Replication, versioning and region resilience provide the capability to protect against most data loss situations, including user error, application data corruption and hardware failure. What these features don’t provide is a guarantee that data is definitely safely stored in more than one location when an initial object PUT (save) request is issued. This may cause compliance issues for some businesses and so object store vendors have the ability to improve replication capabilities by implementing synchronous replication where appropriate for the right type of data.

Logging and Billing

S3 offers the capability to log all actions made through the S3 API. The data is stored in another AWS product called CloudTrail, that tracks all API calls, not just those performed with S3. Obviously the ability to trace activity is an important piece of any storage infrastructure and provides the basis for auditing and compliance. CloudTrail is offered by AWS at a very low cost but isn’t free. In addition, data logged is stored in an S3 bucket owned by the customer and retaining large amounts of logging data will accrue costs over time.

Billing is managed at the account level, however tags can be associated with buckets to align charging to business units. The use of tags is entirely freeform and not interpreted in any way by S3, therefore the account owner is responsible for ensuring that billing maps to data owners within a single account.

Encryption

In the previous post we talked about the security aspects of controlling access to data. S3 provides two other additional features to ensure data is protected for access only by authorised parties – data-at-rest encryption and encryption of data-in-flight.

Data at rest within S3 can be encrypted using either Server-side encryption (SSE) or Client-side encryption. Server-side encryption provides three options to the user; encryption using S3 managed keys (known as SSE-S3), encryption with keys stored in S3’s key management service (KMS), known as SSE-KMS and encryption using customer-provided keys (SSE-C). In all three options, AWS manages the encryption process, however each provides different levels of protection. SSE-KMS, for example provides more detailed audit tracking and permissions to control the use of keys. SSE-C takes key management away from AWS, putting responsibility into the hands of the user, including ensuring that keys are properly managed and stored.

It’s important to note that when using the S3 REST API, the user is responsible for the encryption process when looking after their own key management (SSE-C). However, encryption using SSE-S3 or SSE-KMS can be specified in the request header on a PUT (save) request. AWS also provides the option to use an encryption client in the SDKs for Java, Ruby and .NET that take away some of the overhead of the encryption process.

Client-side encryption provides two options and requires the user to encrypt data before sending it to AWS. This can be achieved using AWS KMS managed keys, in which case the client only needs to use the KMS master key. Alternatively, data can be encrypted by the client before sending to S3.

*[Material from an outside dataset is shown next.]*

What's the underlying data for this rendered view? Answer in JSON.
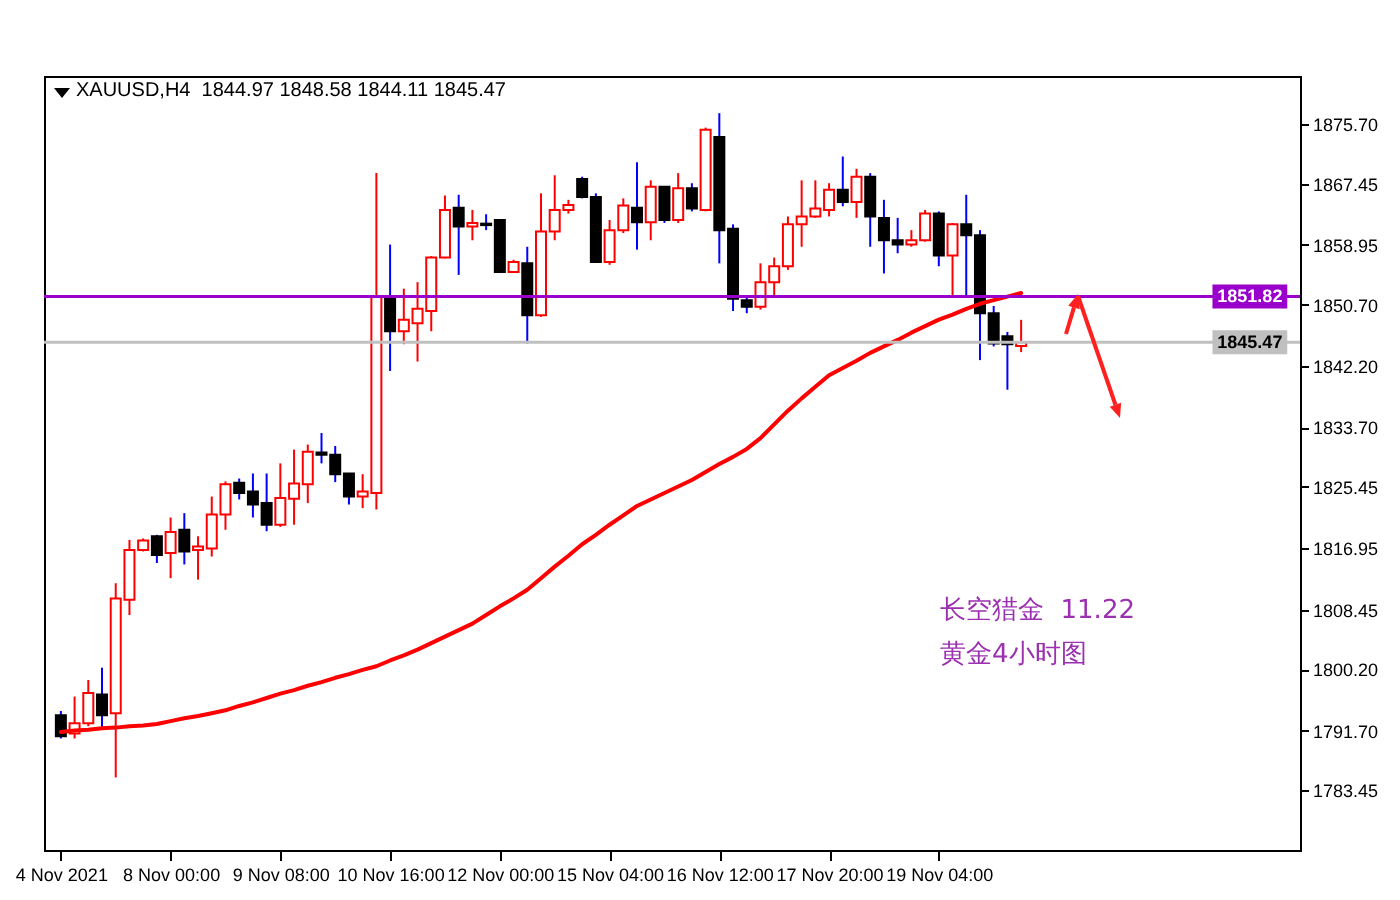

Data in flight is protected using SSL when storing and retrieving content via the API. However, when using S3 as a website endpoint, HTTPS isn’t supported and customer have to use CloudFront.

Summary

From the features described in this post, we can see that the API offers some advanced features that enable data protection, data management and efficiency. Most of these features can be implemented by object storage vendors in a way that extends the capability of the features (e.g. multiple storage tiers, synchronous replication, de-duplication and compression) without compromising on the underlying standards of S3. This highlights two important factors about S3 compatibility; first that vendors should be supporting all the features in their entirety and second, that with 100% compatibility, vendors have the ability to extend the API providing a superset of functions that can’t be achieved with a purely public cloud deployment.